L’administration néo-travailliste, tout commes ses prédécesseurs, se dit influencée par le bon sens. Cependant, on vient de voir que ce bon sens ne correspond pas forcément à celui du peuple. Certes, comme l’affirme Serge Halimi, un langage anti-intellectuel dans le domaine de la loi et de l’ordre facilite l’indentification du gouvernement aux valeurs populaires342. Mais ceci est une stratégie à court terme, destinée à l’échec une fois que le peuple se rend compte que les politiques dites populaires ne répondent pas toujours à ses attentes. On verra que la plupart des politiques adoptées par l’administration néo-travailliste dans le domaine pénal ont été inspirées non pas directement par le peuple mais par une nouvelle élite intellectuelle, dont les idées ont été propagées avec beaucoup de succès par les médias et les acteurs du système pénal. Un des buts du quatrième chapitre sera de démontrer comment les politiques pénales punitives servent les intérêts des élites, mais pour le moment nous nous contenterons d’étudier les sources d’inspiration des politiques « populistes » du New Labour. Force est de constater qu’elles trouvent leur origine dans le bon sens des élites plutôt que dans celui du « peuple » qui se révèle souvent moins punitif que le gouvernement actuel ne le prétend.

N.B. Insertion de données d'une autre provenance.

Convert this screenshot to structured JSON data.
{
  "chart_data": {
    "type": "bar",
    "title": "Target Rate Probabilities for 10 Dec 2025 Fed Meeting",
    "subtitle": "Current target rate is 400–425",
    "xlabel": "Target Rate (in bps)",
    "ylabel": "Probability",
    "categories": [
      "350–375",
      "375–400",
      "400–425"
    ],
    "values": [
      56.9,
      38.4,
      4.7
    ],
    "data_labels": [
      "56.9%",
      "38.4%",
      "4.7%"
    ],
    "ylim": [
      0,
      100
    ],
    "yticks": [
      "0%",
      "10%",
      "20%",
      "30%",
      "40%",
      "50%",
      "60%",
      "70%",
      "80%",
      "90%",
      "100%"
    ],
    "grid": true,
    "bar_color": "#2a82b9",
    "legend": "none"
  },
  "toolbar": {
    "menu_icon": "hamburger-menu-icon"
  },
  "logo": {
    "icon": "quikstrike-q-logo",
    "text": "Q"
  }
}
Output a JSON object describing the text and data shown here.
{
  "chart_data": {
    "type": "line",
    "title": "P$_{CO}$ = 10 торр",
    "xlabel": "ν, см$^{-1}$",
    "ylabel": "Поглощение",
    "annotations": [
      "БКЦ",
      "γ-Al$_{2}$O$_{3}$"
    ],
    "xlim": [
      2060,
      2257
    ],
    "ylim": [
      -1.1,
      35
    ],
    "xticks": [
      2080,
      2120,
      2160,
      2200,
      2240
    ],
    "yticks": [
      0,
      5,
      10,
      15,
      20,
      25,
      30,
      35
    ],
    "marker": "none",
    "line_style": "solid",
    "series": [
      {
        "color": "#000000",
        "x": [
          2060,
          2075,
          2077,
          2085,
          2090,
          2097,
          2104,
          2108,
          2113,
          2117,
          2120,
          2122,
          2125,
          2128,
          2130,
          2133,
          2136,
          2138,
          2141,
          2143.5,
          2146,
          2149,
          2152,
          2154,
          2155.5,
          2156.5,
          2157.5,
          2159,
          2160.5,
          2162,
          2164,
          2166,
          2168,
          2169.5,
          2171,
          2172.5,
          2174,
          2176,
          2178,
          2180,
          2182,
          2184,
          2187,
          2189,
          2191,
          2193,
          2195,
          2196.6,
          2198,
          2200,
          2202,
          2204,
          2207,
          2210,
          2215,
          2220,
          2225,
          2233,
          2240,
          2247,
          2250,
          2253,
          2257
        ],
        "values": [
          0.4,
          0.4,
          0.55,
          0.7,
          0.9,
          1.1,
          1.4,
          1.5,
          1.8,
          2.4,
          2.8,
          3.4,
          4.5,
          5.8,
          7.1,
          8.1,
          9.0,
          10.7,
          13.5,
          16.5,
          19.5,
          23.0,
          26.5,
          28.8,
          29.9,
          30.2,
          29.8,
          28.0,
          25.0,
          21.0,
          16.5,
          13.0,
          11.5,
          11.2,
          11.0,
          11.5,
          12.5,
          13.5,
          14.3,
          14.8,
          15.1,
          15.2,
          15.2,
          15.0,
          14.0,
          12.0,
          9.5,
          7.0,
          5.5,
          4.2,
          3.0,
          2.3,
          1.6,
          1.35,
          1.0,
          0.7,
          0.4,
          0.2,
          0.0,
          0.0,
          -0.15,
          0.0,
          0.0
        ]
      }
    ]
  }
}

En effet, en dépit de l’existence des focus group s et de la mise à disposition du public d’informations supplémentaires sur le système pénal, le New Labour est généralement peu enthousiaste à l’idée d’entamer un véritable échange citoyen sur la question. Jusqu’à présent, le grand public n’a été impliqué dans le système pénal que pour participer à la lutte contre la criminalité en devenant, par exemple, des community support officers ou en signalant des problèmes de comportements antisociaux et de criminalité à la police. Il ne joue toutefois pas un rôle significatif dans le processus décisionnel. Nick Cohen, journaliste très critique envers le gouvernement Blair, conclut ainsi que « the populist élite despised the People »343. Cette affirmation est peut-être exagérée mais il serait néanmoins difficile de dire que cette nouvelle élite travaille dans les meilleurs intérêts du peuple : comme le note Rob Allen, il faut se méfier de la « tyrannie de la simplicité » – c’est en présentant les problèmes de manière simpliste que l’on masque leur complexité et que l’on exclut le peuple d’un véritable dialogue sur ces questions344. Nous étudierons dans un premier temps l’influence de la criminologie conservatrice sur la construction d’un nouveau bon sens pénal simpliste. Deuxièmement, nous verrons comment ce bon sens a été développé et répandu par des think tanks et ensuite mis en place par les élites traditionnelles travaillant pour la presse et la magistrature.
Serge Halimi, Le grand bond en arrière : Comment l’ordre libéral s’est imposé au monde, Paris, Fayard, 2004, p. 131.
« […] l’élite populiste méprisait le peuple », in Nick Cohen, Pretty Straight Guys, Londres, Faber et Faber, 2003, p. 37.
Rob Allen, « Rethinking Crime and Punishment », dans Charles Murray, Simple Justice, Londres, CIVITAS, 2005, p. 86.